25 febbraio 2010

A Cuba nessuna svolta: i dissidenti muoiono in cella

L'illusoria «primavera» di Raul Castro
di Giorgio Ferraro
Il più celebre rimarrà forse il poeta Reinaldo Arenas, perseguitato dal regime per la sua omosessualità ma soprattutto perché non allineato alla prosopopea del partito unico e riluttante a divenire cantore ad oltranza dei fasti di Cuba. Ma il nome di Orlando Zapata, l’ultimo della lunga serie di dissidenti a morire nelle prigioni di Castro, non fa che confermarci come la breve stagione di Raul, che assunse i pieni poteri nel 2007 all’indomani della malattia invalidante del Líder Maximo, non sia stata che un’ingannevole primavera, uno squarcio nell’interminabile regno di Fidel che aveva fatto sognare il mondo democratico e in qualche misura anche i cubani stessi, e che ora si richiude come un sipario di piombo sull’illusione di un durevole cambiamento. Non c’è nulla da fare, come nel torbido principato caraibico descritto da Gabriel García Márquez nell’Autunno del patriarca, Cuba rimane identica a se stessa nella sua stagnante immobilità, il potere in mano a Raul è assolutamente simile a quello gestito in prima persona dal più dotato fratello Fidel e i dissidenti, i molti dissidenti detenuti nelle carceri speciali dell’isola, rimangono dove sono. Se ne contano almeno una settantina, accusati di aver cospirato a favore del 'nemico' americano, e un numero imprecisato di altri oppositori, dei quali si sa poco o nulla, tranne che nessuno vedrà la luce del sole (dire la libertà sarebbe troppo) prima di trent’anni. E poco importa che da qualche anno a Cuba esista un Comitato per i diritti umani e la riconciliazione nazionale, tollerato dal regime in quanto sostanzialmente innocuo: nelle carceri si continua a languire e a morire, come accadde nel 1972 al poeta Pedro Luis Boitel, che si lasciò spegnere come Zapata per inedia. Zapata, operaio quarantaduenne, è morto dopo uno sciopero della fame durato quasi tre mesi. Il suo crimine: «vilipendio alla figura di Fidel Castro», oltre all’appartenenza al Movimento per l’alternativa repubblicana. Il suo decesso ufficialmente non è ancora stato reso noto, ma neppure Cuba – nonostante l’occhiuta sorveglianza sui pochi Internet point del Paese e il raggelante dispositivo di interdizione delle comunicazioni satellitari graziosamente offerto dalla Cina – riesce a bloccare del tutto personalità come la 'blogger' Yoani Sanchez o l’ancor più famoso Oswaldo Payá, leader del Movimento cristiano di liberazione, le cui parole oggi suonano come un tragico epitaffio: «Zapata è stato assassinato, giorno dopo giorno.

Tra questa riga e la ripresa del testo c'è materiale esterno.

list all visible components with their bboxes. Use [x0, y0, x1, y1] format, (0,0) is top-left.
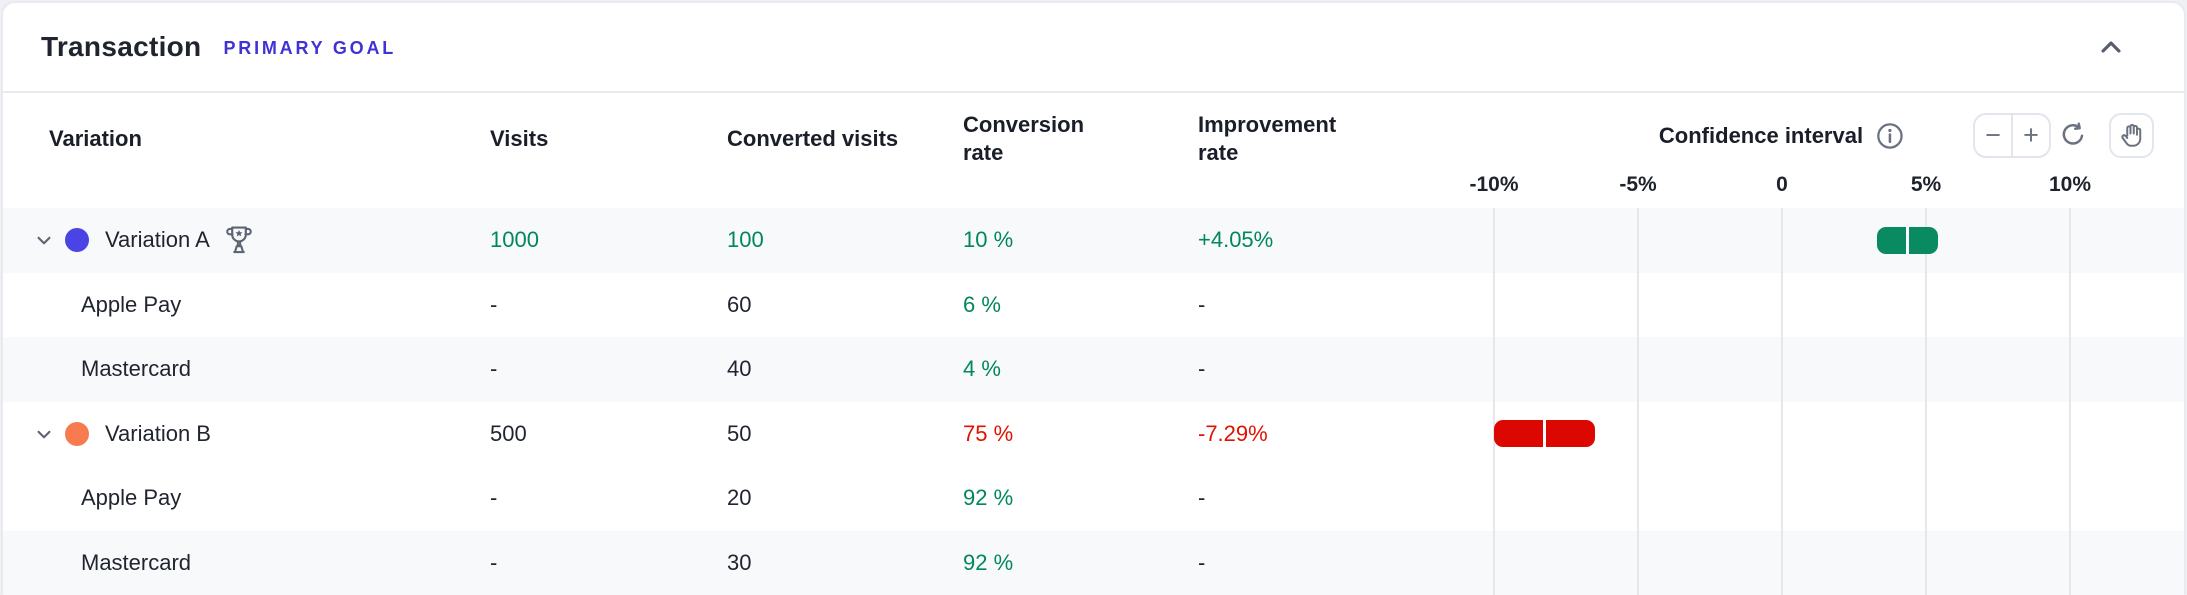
variation-color-dot [65, 228, 89, 252]
converted-cell: 40 [727, 337, 751, 402]
reset-chart-button[interactable] [2057, 120, 2089, 152]
confidence-interval-marker [1543, 420, 1546, 447]
column-header-visits: Visits [490, 93, 548, 185]
confidence-interval-bar [1494, 420, 1595, 447]
visits-cell: - [490, 337, 497, 402]
row-label: Apple Pay [81, 485, 181, 511]
table-header: Variation Visits Converted visits Conver… [3, 93, 2184, 208]
axis-tick-label: -5% [1619, 173, 1656, 197]
row-label: Mastercard [81, 356, 191, 382]
row-head: Apple Pay [81, 466, 181, 531]
column-header-confidence-interval: Confidence interval [1659, 121, 1905, 151]
sub-goal-row: Apple Pay - 60 6 % - [3, 273, 2184, 338]
axis-tick-label: 0 [1776, 173, 1788, 197]
chart-zoom-control: − + [1973, 113, 2051, 158]
minus-icon: − [1985, 120, 2001, 150]
goal-title-bar: Transaction PRIMARY GOAL [3, 3, 2184, 93]
conversion-cell: 92 % [963, 531, 1013, 595]
gridline [1637, 208, 1639, 595]
conversion-cell: 10 % [963, 208, 1013, 273]
plus-icon: + [2023, 120, 2039, 150]
row-head: Mastercard [81, 531, 191, 595]
variation-row[interactable]: Variation A 1000 100 10 % +4.05% [3, 208, 2184, 273]
improvement-cell: - [1198, 466, 1205, 531]
row-label: Variation B [105, 421, 211, 447]
rotate-icon [2058, 138, 2088, 153]
axis-tick-label: 10% [2049, 173, 2091, 197]
chevron-down-icon[interactable] [31, 421, 57, 447]
sub-goal-row: Apple Pay - 20 92 % - [3, 466, 2184, 531]
improvement-cell: - [1198, 273, 1205, 338]
column-header-improvement-rate: Improvement rate [1198, 93, 1368, 185]
column-header-conversion-rate: Conversion rate [963, 93, 1113, 185]
improvement-cell: -7.29% [1198, 402, 1268, 467]
row-head: Apple Pay [81, 273, 181, 338]
confidence-interval-bar [1877, 227, 1937, 254]
converted-cell: 30 [727, 531, 751, 595]
converted-cell: 20 [727, 466, 751, 531]
visits-cell: - [490, 531, 497, 595]
conversion-cell: 75 % [963, 402, 1013, 467]
column-header-converted-visits: Converted visits [727, 93, 898, 185]
pan-chart-button[interactable] [2109, 113, 2154, 158]
winner-trophy-icon [222, 223, 256, 257]
results-rows: Variation A 1000 100 10 % +4.05% Apple Pay - 60… [3, 208, 2184, 595]
confidence-interval-label: Confidence interval [1659, 123, 1863, 149]
sub-goal-row: Mastercard - 30 92 % - [3, 531, 2184, 595]
visits-cell: - [490, 466, 497, 531]
row-label: Apple Pay [81, 292, 181, 318]
hand-icon [2117, 121, 2147, 151]
row-head: Variation A [31, 208, 256, 273]
converted-cell: 60 [727, 273, 751, 338]
zoom-out-button[interactable]: − [1975, 115, 2013, 156]
axis-tick-label: -10% [1469, 173, 1518, 197]
improvement-cell: +4.05% [1198, 208, 1273, 273]
gridline [1781, 208, 1783, 595]
conversion-cell: 6 % [963, 273, 1001, 338]
converted-cell: 50 [727, 402, 751, 467]
row-head: Variation B [31, 402, 211, 467]
row-label: Mastercard [81, 550, 191, 576]
variation-row[interactable]: Variation B 500 50 75 % -7.29% [3, 402, 2184, 467]
converted-cell: 100 [727, 208, 764, 273]
chevron-up-icon [2092, 54, 2130, 69]
row-label: Variation A [105, 227, 210, 253]
visits-cell: 500 [490, 402, 527, 467]
variation-color-dot [65, 422, 89, 446]
improvement-cell: - [1198, 531, 1205, 595]
gridline [1925, 208, 1927, 595]
row-head: Mastercard [81, 337, 191, 402]
improvement-cell: - [1198, 337, 1205, 402]
visits-cell: 1000 [490, 208, 539, 273]
chevron-down-icon[interactable] [31, 227, 57, 253]
axis-tick-label: 5% [1911, 173, 1941, 197]
gridline [2069, 208, 2071, 595]
conversion-cell: 92 % [963, 466, 1013, 531]
primary-goal-badge: PRIMARY GOAL [223, 38, 396, 59]
gridline [1493, 208, 1495, 595]
confidence-interval-marker [1906, 227, 1909, 254]
info-icon[interactable] [1875, 121, 1905, 151]
column-header-variation: Variation [49, 93, 142, 185]
goal-title: Transaction [41, 31, 201, 63]
visits-cell: - [490, 273, 497, 338]
conversion-cell: 4 % [963, 337, 1001, 402]
sub-goal-row: Mastercard - 40 4 % - [3, 337, 2184, 402]
zoom-in-button[interactable]: + [2013, 115, 2049, 156]
collapse-section-button[interactable] [2090, 27, 2132, 69]
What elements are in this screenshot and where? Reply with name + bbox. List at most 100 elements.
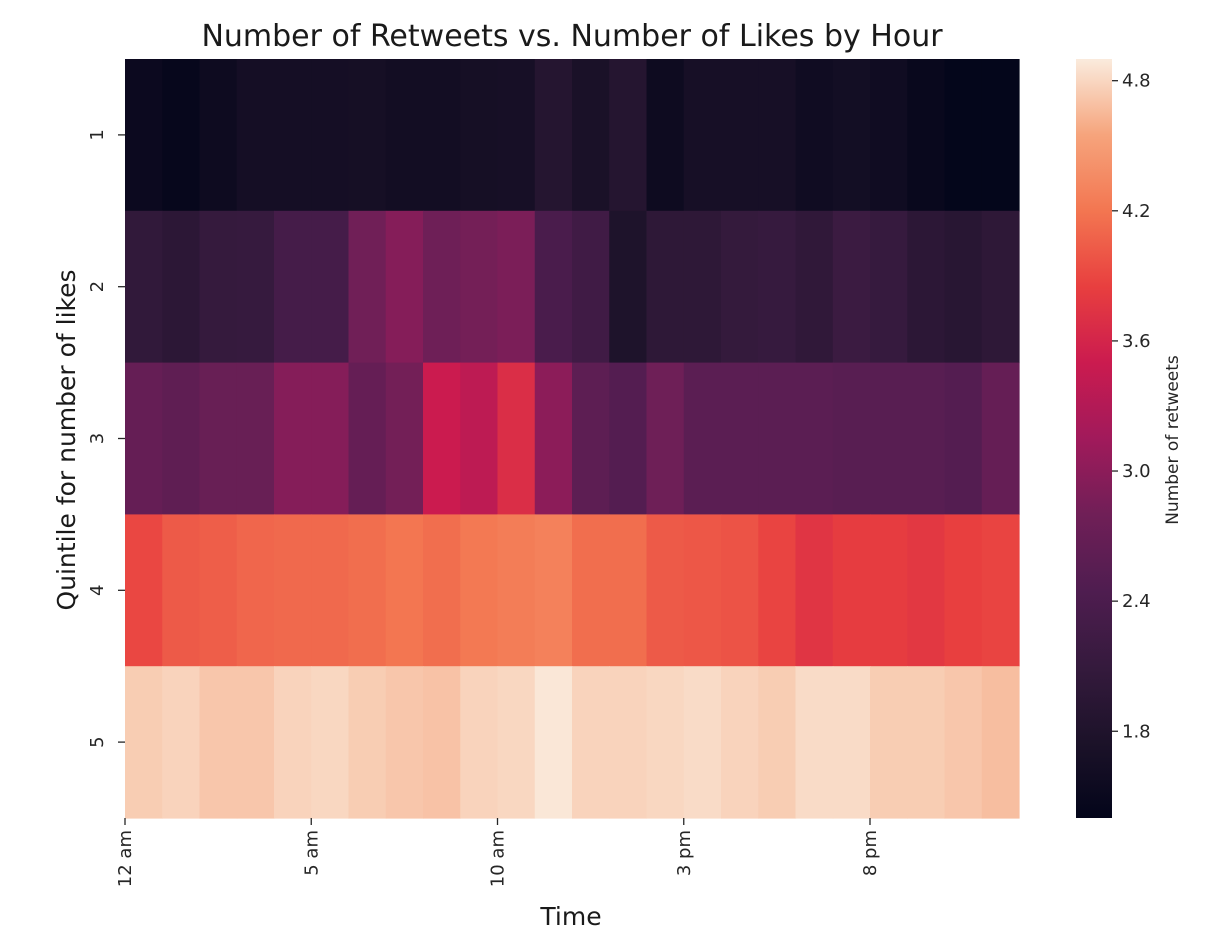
heatmap-cell xyxy=(721,666,759,819)
heatmap-cell xyxy=(162,666,201,819)
colorbar-tick-label: 1.8 xyxy=(1122,721,1151,742)
heatmap-cell xyxy=(236,362,275,515)
heatmap-cell xyxy=(683,666,722,819)
heatmap-cell xyxy=(944,362,983,515)
heatmap-cell xyxy=(944,666,983,819)
heatmap-cell xyxy=(534,210,573,364)
heatmap-cell xyxy=(870,210,908,364)
heatmap-cell xyxy=(423,59,461,212)
heatmap-cell xyxy=(497,59,536,212)
heatmap-cell xyxy=(534,59,573,212)
y-tick-label: 1 xyxy=(87,129,108,140)
heatmap-cell xyxy=(199,666,238,819)
heatmap-cell xyxy=(497,514,536,667)
heatmap-cell xyxy=(609,59,648,212)
heatmap-cell xyxy=(497,666,536,819)
heatmap-cell xyxy=(311,59,350,212)
heatmap-cell xyxy=(311,514,350,667)
heatmap-cells xyxy=(125,59,1020,819)
heatmap-cell xyxy=(944,210,983,364)
y-tick-label: 3 xyxy=(87,433,108,444)
heatmap-cell xyxy=(534,666,573,819)
heatmap-cell xyxy=(795,59,834,212)
heatmap-cell xyxy=(385,514,424,667)
heatmap-cell xyxy=(497,210,536,364)
heatmap-cell xyxy=(534,362,573,515)
heatmap-cell xyxy=(758,210,797,364)
colorbar-tick-label: 4.2 xyxy=(1122,201,1151,222)
heatmap-cell xyxy=(832,59,871,212)
heatmap-cell xyxy=(162,514,201,667)
colorbar-tick-label: 3.6 xyxy=(1122,331,1151,352)
heatmap-cell xyxy=(311,210,350,364)
heatmap-cell xyxy=(460,210,499,364)
x-tick-label: 5 am xyxy=(301,830,322,876)
heatmap-cell xyxy=(348,362,387,515)
heatmap-cell xyxy=(944,514,983,667)
colorbar-tick-label: 2.4 xyxy=(1122,591,1151,612)
heatmap-cell xyxy=(236,514,275,667)
heatmap-cell xyxy=(609,514,648,667)
heatmap-cell xyxy=(311,362,350,515)
heatmap-cell xyxy=(572,514,610,667)
heatmap-cell xyxy=(907,59,946,212)
heatmap-cell xyxy=(832,210,871,364)
heatmap-cell xyxy=(944,59,983,212)
heatmap-cell xyxy=(348,210,387,364)
heatmap-cell xyxy=(795,666,834,819)
heatmap-cell xyxy=(348,59,387,212)
heatmap-cell xyxy=(646,59,685,212)
heatmap-cell xyxy=(274,59,312,212)
heatmap-cell xyxy=(125,514,163,667)
heatmap-cell xyxy=(385,362,424,515)
y-tick-label: 5 xyxy=(87,736,108,747)
heatmap-cell xyxy=(423,362,461,515)
heatmap-cell xyxy=(460,59,499,212)
x-tick-label: 3 pm xyxy=(674,830,695,876)
heatmap-cell xyxy=(907,362,946,515)
heatmap-cell xyxy=(832,666,871,819)
heatmap-cell xyxy=(199,362,238,515)
heatmap-cell xyxy=(460,514,499,667)
heatmap-cell xyxy=(981,666,1020,819)
colorbar xyxy=(1076,59,1112,818)
heatmap-cell xyxy=(460,362,499,515)
heatmap-cell xyxy=(199,210,238,364)
heatmap-cell xyxy=(534,514,573,667)
heatmap-cell xyxy=(125,362,163,515)
heatmap-cell xyxy=(125,59,163,212)
heatmap-cell xyxy=(795,210,834,364)
heatmap-cell xyxy=(236,666,275,819)
heatmap-cell xyxy=(907,210,946,364)
heatmap-cell xyxy=(907,666,946,819)
colorbar-ticks: 1.8 2.4 3.0 3.6 4.2 4.8 xyxy=(1112,71,1151,742)
heatmap-cell xyxy=(348,666,387,819)
heatmap-cell xyxy=(981,59,1020,212)
x-axis-ticks: 12 am 5 am 10 am 3 pm 8 pm xyxy=(115,818,881,887)
heatmap-cell xyxy=(497,362,536,515)
x-axis-label: Time xyxy=(539,902,601,931)
heatmap-cell xyxy=(311,666,350,819)
heatmap-cell xyxy=(721,362,759,515)
colorbar-tick-label: 3.0 xyxy=(1122,461,1151,482)
y-tick-label: 2 xyxy=(87,281,108,292)
heatmap-cell xyxy=(162,210,201,364)
heatmap-cell xyxy=(683,362,722,515)
heatmap-cell xyxy=(609,362,648,515)
heatmap-cell xyxy=(981,514,1020,667)
x-tick-label: 8 pm xyxy=(860,830,881,876)
heatmap-cell xyxy=(870,514,908,667)
heatmap-cell xyxy=(721,59,759,212)
heatmap-cell xyxy=(758,362,797,515)
heatmap-cell xyxy=(609,666,648,819)
heatmap-cell xyxy=(683,59,722,212)
heatmap-cell xyxy=(199,59,238,212)
heatmap-cell xyxy=(162,59,201,212)
heatmap-cell xyxy=(572,362,610,515)
y-axis-ticks: 1 2 3 4 5 xyxy=(87,129,125,748)
heatmap-cell xyxy=(385,210,424,364)
heatmap-cell xyxy=(423,666,461,819)
heatmap-cell xyxy=(981,362,1020,515)
heatmap-cell xyxy=(572,210,610,364)
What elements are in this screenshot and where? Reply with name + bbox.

Ma il movimento non cerca dei martiri, bensì si batte per la difesa della libertà, dei diritti e della dignità del popolo cubano». Sarà una strada molto lunga. Payá aveva dato vita nel 1998 al Progetto Varela, dal nome di un prete cattolico padre dell’indipendenza cubana e maestro di un liberalismo per molti aspetti simile a quello di Rosmini. Il regime castrista ha reagito emendando la Costituzione e assegnando a Cuba il vincolo permanente di Stato socialista. Come dire che ogni idea di democrazia sarebbe stata fuorilegge e perseguita. Come infatti accade ai dissidenti più attivi. Per i più morbidi (o i più inoffensivi) c’è la pelosa tolleranza del regime, similissima in ciò alla politica zarista, che alternava la ferocia dell’Ochrana – la polizia segreta – alla falsa indulgenza nei confronti delle opposizioni. Inutile illudersi. La svolta di Cuba, quella vera, quella democratica, non quella che si limita a salamelecchi diplomatici con gli etnocaudillos come Chavez o Morales, si avrà solo quando nessuno dei Castro sarà più al potere. E quel lungo regno dove la parola libertad è soltanto uno slogan sarà finalmente concluso.